Q - Mais est-ce que la force de ces interventions du ministre des Affaires étrangères israélien ne renforce pas la confusion entre les deux problèmes, ce que nous cherchons à éviter justement ?
R - Je viens de vous répondre : ce sont deux questions distinctes. La sécurité et la protection des citoyens français, c'est l'affaire du gouvernement français et nous sommes prêts à redire notre détermination à tous ceux qui peuvent exprimer des inquiétudes ou des questions. C'est une autre question que la manière de parvenir dans le dialogue, dans la concertation, en respectant cette Feuille de route qui est l'objet d'un accord entre les Américains, les Russes, les Européens et les Nations unies, à enfin sortir de cette impasse et à aboutir à l'existence de deux Etats vivants côte à côte dans la sécurité, un Etat d'Israël et un Etat palestinien.
Q - Revenons-en à la Conférence des ambassadeurs qui se tient ici. C'est une réunion de travail annuelle, placée cette fois sous le signe de l'influence de la France. D'ailleurs, en arrivant au Quai d'Orsay, vous avez dit que c'était le "ministère de l'influence". Est-ce que cela ne cache pas finalement une nostalgie, un recul à demi-mots avoué ?

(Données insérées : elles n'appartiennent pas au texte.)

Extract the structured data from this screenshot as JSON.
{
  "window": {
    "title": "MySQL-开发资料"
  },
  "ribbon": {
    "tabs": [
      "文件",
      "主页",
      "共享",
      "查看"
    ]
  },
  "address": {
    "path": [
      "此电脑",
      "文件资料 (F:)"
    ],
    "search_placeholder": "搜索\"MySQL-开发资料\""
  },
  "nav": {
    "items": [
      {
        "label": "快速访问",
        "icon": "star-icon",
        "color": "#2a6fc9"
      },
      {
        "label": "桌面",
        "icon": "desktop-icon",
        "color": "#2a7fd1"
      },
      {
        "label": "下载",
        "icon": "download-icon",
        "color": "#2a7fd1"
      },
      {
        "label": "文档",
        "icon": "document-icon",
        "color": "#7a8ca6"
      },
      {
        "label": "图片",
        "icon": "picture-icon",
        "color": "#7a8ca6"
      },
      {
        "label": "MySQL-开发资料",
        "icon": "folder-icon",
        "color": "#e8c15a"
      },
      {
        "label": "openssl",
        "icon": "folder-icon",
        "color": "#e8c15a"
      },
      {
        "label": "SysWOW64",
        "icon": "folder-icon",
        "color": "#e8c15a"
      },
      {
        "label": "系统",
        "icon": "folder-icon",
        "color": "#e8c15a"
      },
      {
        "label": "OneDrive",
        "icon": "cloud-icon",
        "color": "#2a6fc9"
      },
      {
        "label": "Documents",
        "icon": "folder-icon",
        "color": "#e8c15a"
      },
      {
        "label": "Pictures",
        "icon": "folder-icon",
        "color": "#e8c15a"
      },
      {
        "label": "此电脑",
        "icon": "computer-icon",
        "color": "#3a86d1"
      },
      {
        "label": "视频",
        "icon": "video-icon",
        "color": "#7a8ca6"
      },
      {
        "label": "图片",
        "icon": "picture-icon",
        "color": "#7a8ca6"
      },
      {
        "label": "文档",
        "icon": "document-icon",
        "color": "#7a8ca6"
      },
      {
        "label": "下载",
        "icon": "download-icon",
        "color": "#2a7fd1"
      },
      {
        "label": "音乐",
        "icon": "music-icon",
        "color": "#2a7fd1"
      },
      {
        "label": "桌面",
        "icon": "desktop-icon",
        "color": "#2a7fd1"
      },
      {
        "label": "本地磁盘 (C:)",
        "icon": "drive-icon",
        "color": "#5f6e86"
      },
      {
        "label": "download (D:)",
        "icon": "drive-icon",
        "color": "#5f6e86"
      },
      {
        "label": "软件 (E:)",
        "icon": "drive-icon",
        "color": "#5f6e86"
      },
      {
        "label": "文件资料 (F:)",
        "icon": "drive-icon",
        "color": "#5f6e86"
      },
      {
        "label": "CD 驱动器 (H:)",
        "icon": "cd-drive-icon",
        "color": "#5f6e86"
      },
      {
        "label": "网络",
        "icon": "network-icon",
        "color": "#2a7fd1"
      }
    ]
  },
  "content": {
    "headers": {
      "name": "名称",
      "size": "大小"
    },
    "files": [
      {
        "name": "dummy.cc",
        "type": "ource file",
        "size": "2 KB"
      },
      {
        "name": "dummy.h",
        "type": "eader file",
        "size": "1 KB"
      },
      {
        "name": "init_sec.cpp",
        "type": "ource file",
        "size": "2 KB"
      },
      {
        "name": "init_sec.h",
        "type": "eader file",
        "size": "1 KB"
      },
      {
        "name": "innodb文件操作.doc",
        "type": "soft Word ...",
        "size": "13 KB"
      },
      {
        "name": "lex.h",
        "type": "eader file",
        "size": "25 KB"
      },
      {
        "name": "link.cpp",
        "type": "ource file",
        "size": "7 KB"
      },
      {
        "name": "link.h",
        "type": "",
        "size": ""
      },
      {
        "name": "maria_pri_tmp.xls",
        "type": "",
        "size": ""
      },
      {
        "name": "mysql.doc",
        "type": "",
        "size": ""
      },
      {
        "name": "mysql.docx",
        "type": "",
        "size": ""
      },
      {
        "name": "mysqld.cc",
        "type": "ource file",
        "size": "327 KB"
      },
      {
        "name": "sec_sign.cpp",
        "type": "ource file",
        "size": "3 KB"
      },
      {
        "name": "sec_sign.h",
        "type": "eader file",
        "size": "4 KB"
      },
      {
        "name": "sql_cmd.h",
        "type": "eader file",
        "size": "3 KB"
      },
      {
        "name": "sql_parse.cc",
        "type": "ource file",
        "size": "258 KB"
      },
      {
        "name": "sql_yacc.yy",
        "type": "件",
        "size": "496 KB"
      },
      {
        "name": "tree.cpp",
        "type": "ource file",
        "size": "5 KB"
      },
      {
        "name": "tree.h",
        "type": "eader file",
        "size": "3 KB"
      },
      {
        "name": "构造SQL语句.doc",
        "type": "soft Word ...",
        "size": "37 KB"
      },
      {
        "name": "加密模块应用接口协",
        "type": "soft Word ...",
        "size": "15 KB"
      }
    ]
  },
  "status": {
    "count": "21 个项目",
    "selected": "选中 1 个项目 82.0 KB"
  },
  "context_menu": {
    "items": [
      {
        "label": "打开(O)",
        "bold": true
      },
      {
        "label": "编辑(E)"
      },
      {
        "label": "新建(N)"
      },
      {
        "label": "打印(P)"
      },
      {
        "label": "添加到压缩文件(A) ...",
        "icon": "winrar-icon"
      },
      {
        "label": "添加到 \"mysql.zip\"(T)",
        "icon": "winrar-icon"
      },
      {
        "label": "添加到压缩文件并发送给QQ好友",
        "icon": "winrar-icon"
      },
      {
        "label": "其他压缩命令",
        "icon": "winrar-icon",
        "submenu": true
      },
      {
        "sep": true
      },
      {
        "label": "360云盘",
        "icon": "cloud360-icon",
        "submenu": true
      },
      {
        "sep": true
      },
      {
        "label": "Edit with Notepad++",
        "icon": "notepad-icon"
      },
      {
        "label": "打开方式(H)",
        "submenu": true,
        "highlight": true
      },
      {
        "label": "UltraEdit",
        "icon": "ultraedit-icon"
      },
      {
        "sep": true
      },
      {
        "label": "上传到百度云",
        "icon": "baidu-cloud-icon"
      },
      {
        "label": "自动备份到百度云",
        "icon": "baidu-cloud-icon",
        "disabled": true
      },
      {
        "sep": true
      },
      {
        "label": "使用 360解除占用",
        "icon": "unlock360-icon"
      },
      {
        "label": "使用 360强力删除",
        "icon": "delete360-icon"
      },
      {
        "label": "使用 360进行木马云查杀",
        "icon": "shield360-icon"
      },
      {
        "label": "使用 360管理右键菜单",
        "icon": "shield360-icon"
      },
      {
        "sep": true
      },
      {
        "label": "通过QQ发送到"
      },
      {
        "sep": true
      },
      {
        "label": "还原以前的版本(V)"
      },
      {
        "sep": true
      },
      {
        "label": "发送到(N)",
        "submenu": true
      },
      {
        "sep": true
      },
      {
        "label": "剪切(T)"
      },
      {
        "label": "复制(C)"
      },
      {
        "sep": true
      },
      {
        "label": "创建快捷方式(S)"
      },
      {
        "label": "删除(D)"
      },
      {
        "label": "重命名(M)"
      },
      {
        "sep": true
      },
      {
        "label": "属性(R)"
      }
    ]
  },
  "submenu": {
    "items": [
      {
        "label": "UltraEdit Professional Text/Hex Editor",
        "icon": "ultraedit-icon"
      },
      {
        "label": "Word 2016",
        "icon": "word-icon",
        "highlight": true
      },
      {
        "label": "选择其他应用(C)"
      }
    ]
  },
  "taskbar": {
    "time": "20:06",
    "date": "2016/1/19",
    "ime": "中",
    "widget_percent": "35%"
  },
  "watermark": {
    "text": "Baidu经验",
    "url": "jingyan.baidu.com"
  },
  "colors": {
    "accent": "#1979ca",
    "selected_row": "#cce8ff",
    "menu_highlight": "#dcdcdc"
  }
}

R - On ne peut pas faire de bonne politique avec de la nostalgie. On doit avoir des souvenirs, on doit s'appuyer sur l'histoire - et l'histoire de ce ministère, l'histoire de notre pays dans le monde est une grande histoire, une belle histoire, parfois tragique, mais une belle histoire. Et nous devons inscrire notre action d'aujourd'hui et de demain dans le droit fil de cette histoire dont nous sommes les héritiers. Mais aujourd'hui, je veux que ce ministère des Affaires étrangères, que j'ai la chance et l'honneur d'animer par la confiance du président de la République et du Premier ministre, vive avec son temps, et je veux en effet que, à une culture de souveraineté, à une culture d'autorité, on ajoute désormais cette culture d'influence et de partenariat. La France n'est pas grande quand elle est arrogante ou si elle est arrogante, elle n'est pas forte si elle est solitaire. Voilà ce que je vais dire à nos cent cinquante ambassadeurs, en pensant aussi au formidable travail qu'ils font. A travers le monde, il y a trois cents consulats, il y a deux millions de Français qui vivent à l'étranger et qui, d'une certaine manière, là où ils sont, par leur travail, dans des entreprises, dans des associations, dans des centres culturels, dans des alliances françaises, portent eux aussi une part de l'image et de l'influence de notre pays. Il y a des conseillers scientifiques, il y a des soldats. Je veux mettre en mouvement l'ensemble de ces hommes et de ces femmes qui portent l'image et la parole de la France.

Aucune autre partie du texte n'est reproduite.